E a poeira implacável que se
levantava na estrada e subia até nossos olhos, bocas e narinas, fez-nos voltar
com desgosto a face para o outro lado. Ao mesmo tempo o meu amigo estremeceu dos
pés à cabeça.
— Que foi isso?
— Foi o arrepio, respondeu-me a
rir, apontando com o dedo o mirante de um dos mais altos prédios da cintura de
construções. Era um prédio novo, dos mais belos da nossa época, produto dessa
espécie de renascimento arquitetônico que se manifestou quando a bem amada
cidade do Rio de Janeiro resolveu finalmente reagir contra a tirania inestética
dos mestres de obras, classe execrável de utilitaristas sem imaginação, sem ideias,
sem gosto e sem responsabilidade profissional. Era uma casa alta, de linhas
graciosas, ao sabor flamengo, com um dos lados se projetando em torre até
grande altura. Não estava concluída, mas não se via senão um andaime, exatamente
no mirante, dando-lhe a volta toda e sem pontos de apoio do lado exterior. Não passava
de uma platibanda feita de tábuas ligadas umas às outras, conjugadas
provisoriamente, todo o aparelho preso pela parte interna da casa. Não tinha
mais que três palmos de largura e sobre o estreito passadiço estava um homem
agachado, provavelmente o operário que reunia os seus utensílios, acabada a
tarefa.
— Tiveste receio que o homem
viesse abaixo, perguntei, quando o operário se retirou.
— Não...
— Sofres da vertigem das alturas?
— Também não. E se sofresse, não
havia risco porque eu estava embaixo. Queres a explicação do meu arrepio?
— Está claro que sim.
— O arrepio vem todas as vezes
que vejo alguém trabalhando numa torre ou mesmo em qualquer andar mais elevado,
em equilíbrio sobre uma tábua que se projeta fora das fachadas. Hoje foi a vez daquele pobre
homem. Vem-me o arrepio porque me lembro
de certo fato, já muito remoto, que me causou uma terrível sensação, sem,
entretanto, no momento, fazer-me estremecer. Eu cursava o primeiro ano de
direito, numa Faculdade de província. Tinha uma boa roda de amigos na
turma. E nessa roda havia de tudo: o
estudante modelo, vivendo apenas para o compêndio — classe de moços que até a
terminação do curso fecham todas as portas deslumbrantes da vida e se contentam
com a miserável janela do exato e acanhado cumprimento dos seus mesquinhos
deveres acadêmicos; o aluno brilhante que se não vê estudar e presta excelente
exame; o repetente eterno, que sempre tem a sorte de encontrar um professor sem
entranhas, reprovador desalmado, poço de ódios pessoais; outro que, para não
perder uma hora estudando um ponto, compreendendo-o, gasta duas aparelhando o
material de fraude para as provas, com muito engenho mas sem a assimilação de
uma só ideia; e até mesmo o que sem estudar durante o ano, sem o menor cabedal
armazenado, consegue por um prodígio de presença de espírito, dizer coisas
certas em banca. Morávamos oito na república. Tínhamos a casa toda, uma
casa térrea, situada na praça, em frente à Catedral. Certa ocasião — a época de exames
vinha perto — eu estava abancado na sala da frente, devorando os pontos de
Direito Romano, quando subitamente no interior estalou uma algazarra, uma altercação.

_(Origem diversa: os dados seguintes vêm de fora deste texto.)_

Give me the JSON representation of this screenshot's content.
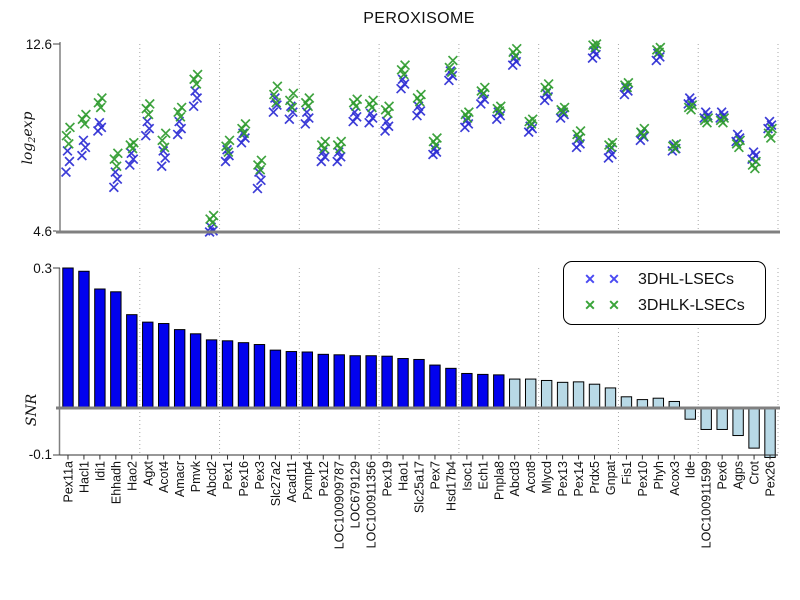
{
  "chart_data": {
    "type": "combo",
    "title": "PEROXISOME",
    "panels": [
      {
        "type": "scatter",
        "ylabel": "log2exp",
        "ylabel_parts": [
          "log",
          "2",
          "exp"
        ],
        "ylim": [
          4.6,
          12.6
        ],
        "ytick_labels": [
          "12.6",
          "4.6"
        ],
        "grid": "dotted-vertical-every-5",
        "marker": "x"
      },
      {
        "type": "bar",
        "ylabel": "SNR",
        "ylim": [
          -0.1,
          0.3
        ],
        "ytick_labels": [
          "0.3",
          "-0.1"
        ],
        "grid": "dotted-vertical-every-5",
        "zero_line": true
      }
    ],
    "legend": [
      {
        "label": "3DHL-LSECs",
        "series": "blue",
        "color": "#4a4af2",
        "marker": "x"
      },
      {
        "label": "3DHLK-LSECs",
        "series": "green",
        "color": "#3aa43a",
        "marker": "x"
      }
    ],
    "legend_position": "upper-right-of-bar-panel",
    "genes": [
      {
        "name": "Pex11a",
        "snr": 0.3,
        "green": [
          8.35,
          8.7,
          9.05
        ],
        "blue": [
          7.15,
          7.6,
          8.05
        ]
      },
      {
        "name": "Hacl1",
        "snr": 0.293,
        "green": [
          9.2,
          9.4,
          9.6
        ],
        "blue": [
          7.85,
          8.2,
          8.5
        ]
      },
      {
        "name": "Idi1",
        "snr": 0.255,
        "green": [
          9.9,
          10.1,
          10.3
        ],
        "blue": [
          8.9,
          9.05,
          9.25
        ]
      },
      {
        "name": "Ehhadh",
        "snr": 0.249,
        "green": [
          7.4,
          7.7,
          7.95
        ],
        "blue": [
          6.5,
          6.85,
          7.15
        ]
      },
      {
        "name": "Hao2",
        "snr": 0.2,
        "green": [
          8.15,
          8.3,
          8.4
        ],
        "blue": [
          7.45,
          7.7,
          7.95
        ]
      },
      {
        "name": "Agxt",
        "snr": 0.184,
        "green": [
          9.6,
          9.85,
          10.05
        ],
        "blue": [
          8.7,
          9.0,
          9.3
        ]
      },
      {
        "name": "Acot4",
        "snr": 0.181,
        "green": [
          8.2,
          8.5,
          8.8
        ],
        "blue": [
          7.4,
          7.75,
          8.05
        ]
      },
      {
        "name": "Amacr",
        "snr": 0.168,
        "green": [
          9.5,
          9.7,
          9.9
        ],
        "blue": [
          8.75,
          9.0,
          9.3
        ]
      },
      {
        "name": "Pmvk",
        "snr": 0.159,
        "green": [
          10.9,
          11.1,
          11.3
        ],
        "blue": [
          9.95,
          10.3,
          10.6
        ]
      },
      {
        "name": "Abcd2",
        "snr": 0.146,
        "green": [
          5.0,
          5.15,
          5.3
        ],
        "blue": [
          4.6,
          4.65,
          4.8
        ]
      },
      {
        "name": "Pex1",
        "snr": 0.144,
        "green": [
          8.0,
          8.25,
          8.5
        ],
        "blue": [
          7.6,
          7.85,
          8.1
        ]
      },
      {
        "name": "Pex16",
        "snr": 0.14,
        "green": [
          8.8,
          9.0,
          9.2
        ],
        "blue": [
          8.4,
          8.6,
          8.8
        ]
      },
      {
        "name": "Pex3",
        "snr": 0.136,
        "green": [
          7.25,
          7.45,
          7.65
        ],
        "blue": [
          6.45,
          6.8,
          7.15
        ]
      },
      {
        "name": "Slc27a2",
        "snr": 0.124,
        "green": [
          10.1,
          10.45,
          10.8
        ],
        "blue": [
          9.7,
          10.0,
          10.3
        ]
      },
      {
        "name": "Acad11",
        "snr": 0.121,
        "green": [
          9.9,
          10.2,
          10.5
        ],
        "blue": [
          9.4,
          9.7,
          9.95
        ]
      },
      {
        "name": "Pxmp4",
        "snr": 0.12,
        "green": [
          9.95,
          10.1,
          10.3
        ],
        "blue": [
          9.2,
          9.45,
          9.7
        ]
      },
      {
        "name": "Pex12",
        "snr": 0.115,
        "green": [
          8.15,
          8.3,
          8.45
        ],
        "blue": [
          7.6,
          7.8,
          8.0
        ]
      },
      {
        "name": "LOC100909787",
        "snr": 0.114,
        "green": [
          8.15,
          8.3,
          8.45
        ],
        "blue": [
          7.6,
          7.8,
          8.0
        ]
      },
      {
        "name": "LOC679129",
        "snr": 0.112,
        "green": [
          9.95,
          10.1,
          10.25
        ],
        "blue": [
          9.3,
          9.5,
          9.7
        ]
      },
      {
        "name": "LOC100911356",
        "snr": 0.112,
        "green": [
          9.9,
          10.05,
          10.2
        ],
        "blue": [
          9.25,
          9.45,
          9.65
        ]
      },
      {
        "name": "Pex19",
        "snr": 0.111,
        "green": [
          9.65,
          9.8,
          9.95
        ],
        "blue": [
          8.9,
          9.1,
          9.3
        ]
      },
      {
        "name": "Hao1",
        "snr": 0.106,
        "green": [
          11.3,
          11.5,
          11.7
        ],
        "blue": [
          10.7,
          10.9,
          11.1
        ]
      },
      {
        "name": "Slc25a17",
        "snr": 0.104,
        "green": [
          10.15,
          10.3,
          10.45
        ],
        "blue": [
          9.55,
          9.75,
          9.95
        ]
      },
      {
        "name": "Pex7",
        "snr": 0.092,
        "green": [
          8.3,
          8.45,
          8.6
        ],
        "blue": [
          7.9,
          8.0,
          8.15
        ]
      },
      {
        "name": "Hsd17b4",
        "snr": 0.085,
        "green": [
          11.4,
          11.6,
          11.9
        ],
        "blue": [
          11.05,
          11.25,
          11.45
        ]
      },
      {
        "name": "Isoc1",
        "snr": 0.074,
        "green": [
          9.45,
          9.6,
          9.7
        ],
        "blue": [
          9.05,
          9.2,
          9.35
        ]
      },
      {
        "name": "Ech1",
        "snr": 0.072,
        "green": [
          10.5,
          10.6,
          10.75
        ],
        "blue": [
          10.05,
          10.25,
          10.45
        ]
      },
      {
        "name": "Pnpla8",
        "snr": 0.071,
        "green": [
          9.75,
          9.85,
          9.95
        ],
        "blue": [
          9.4,
          9.55,
          9.7
        ]
      },
      {
        "name": "Abcd3",
        "snr": 0.062,
        "green": [
          12.1,
          12.25,
          12.4
        ],
        "blue": [
          11.7,
          11.85,
          12.0
        ]
      },
      {
        "name": "Acot8",
        "snr": 0.062,
        "green": [
          9.2,
          9.3,
          9.4
        ],
        "blue": [
          8.85,
          9.0,
          9.1
        ]
      },
      {
        "name": "Mlycd",
        "snr": 0.059,
        "green": [
          10.6,
          10.75,
          10.9
        ],
        "blue": [
          10.2,
          10.35,
          10.5
        ]
      },
      {
        "name": "Pex13",
        "snr": 0.055,
        "green": [
          9.7,
          9.8,
          9.9
        ],
        "blue": [
          9.45,
          9.6,
          9.7
        ]
      },
      {
        "name": "Pex14",
        "snr": 0.056,
        "green": [
          8.6,
          8.75,
          8.9
        ],
        "blue": [
          8.2,
          8.35,
          8.55
        ]
      },
      {
        "name": "Prdx5",
        "snr": 0.051,
        "green": [
          12.45,
          12.55,
          12.6
        ],
        "blue": [
          12.0,
          12.15,
          12.3
        ]
      },
      {
        "name": "Gnpat",
        "snr": 0.043,
        "green": [
          8.2,
          8.3,
          8.4
        ],
        "blue": [
          7.75,
          7.9,
          8.1
        ]
      },
      {
        "name": "Fis1",
        "snr": 0.024,
        "green": [
          10.75,
          10.85,
          10.95
        ],
        "blue": [
          10.45,
          10.6,
          10.75
        ]
      },
      {
        "name": "Pex10",
        "snr": 0.018,
        "green": [
          8.7,
          8.85,
          9.0
        ],
        "blue": [
          8.5,
          8.65,
          8.8
        ]
      },
      {
        "name": "Phyh",
        "snr": 0.021,
        "green": [
          12.25,
          12.35,
          12.45
        ],
        "blue": [
          11.9,
          12.05,
          12.2
        ]
      },
      {
        "name": "Acox3",
        "snr": 0.014,
        "green": [
          8.15,
          8.25,
          8.35
        ],
        "blue": [
          8.05,
          8.15,
          8.3
        ]
      },
      {
        "name": "Ide",
        "snr": -0.024,
        "green": [
          9.8,
          9.9,
          10.0
        ],
        "blue": [
          10.05,
          10.15,
          10.3
        ]
      },
      {
        "name": "LOC100911599",
        "snr": -0.046,
        "green": [
          9.25,
          9.35,
          9.45
        ],
        "blue": [
          9.45,
          9.55,
          9.7
        ]
      },
      {
        "name": "Pex6",
        "snr": -0.046,
        "green": [
          9.25,
          9.35,
          9.45
        ],
        "blue": [
          9.45,
          9.55,
          9.7
        ]
      },
      {
        "name": "Agps",
        "snr": -0.059,
        "green": [
          8.2,
          8.35,
          8.5
        ],
        "blue": [
          8.45,
          8.6,
          8.75
        ]
      },
      {
        "name": "Crot",
        "snr": -0.086,
        "green": [
          7.3,
          7.45,
          7.6
        ],
        "blue": [
          7.7,
          7.85,
          8.0
        ]
      },
      {
        "name": "Pex26",
        "snr": -0.106,
        "green": [
          8.6,
          8.8,
          9.0
        ],
        "blue": [
          9.0,
          9.15,
          9.3
        ]
      }
    ]
  },
  "colors": {
    "bar_dark": "#0202ee",
    "bar_light": "#b8d9e6",
    "marker_blue": "#2c2cd4",
    "marker_green": "#2f9b2f",
    "axis_gray": "#808080",
    "grid": "#a8a8a8",
    "text": "#111111"
  }
}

Mal reconheço a voz de dois colegas em disputa, ei-los atravessam a sala como
um pé de vento, um perseguindo o outro, e, saltando a janela baixa, caem no
passeio, ganham a praça que um alvo lençol de areia cobria e por ela continuam
a desabalada carreira. Eu deixara o livro, interessado na aventura,
acompanhando as peripécias daquele esporte improvisado. A praça não era muito grande, de
sorte que eu podia seguir todos os movimentos dos companheiros. O perseguido
conseguia manter o outro a distância de seis a oito metros. Várias vezes fizeram
a volta à praça e de cada vez que passavam em frente à janela mais afoguerdos
vinham, mais excitados e cada qual menos disposto à rendição. Inda lhes soltei
um grito: — Malucos! Ambos viraram os rostos rubros e risonhos para o meu lado e continuaram a
correr talvez mais animados. Um era magro, outro era gordo.
Parece que o gordo, com o meu grito, ganhara certa vantagem! O magro, o
perseguido, logo viu isso e enfiou pela porta aberta da igreja, defronte. E o
gordo passou atrás dele. Eu repeti para mim mesmo: Malucos! e ia abandonar a
janela, volvendo ao livro. A manhã estava fresca e alegre. O
sol nascendo no oitão de nossa casinha, batia em cheio nos prédios fronteiros.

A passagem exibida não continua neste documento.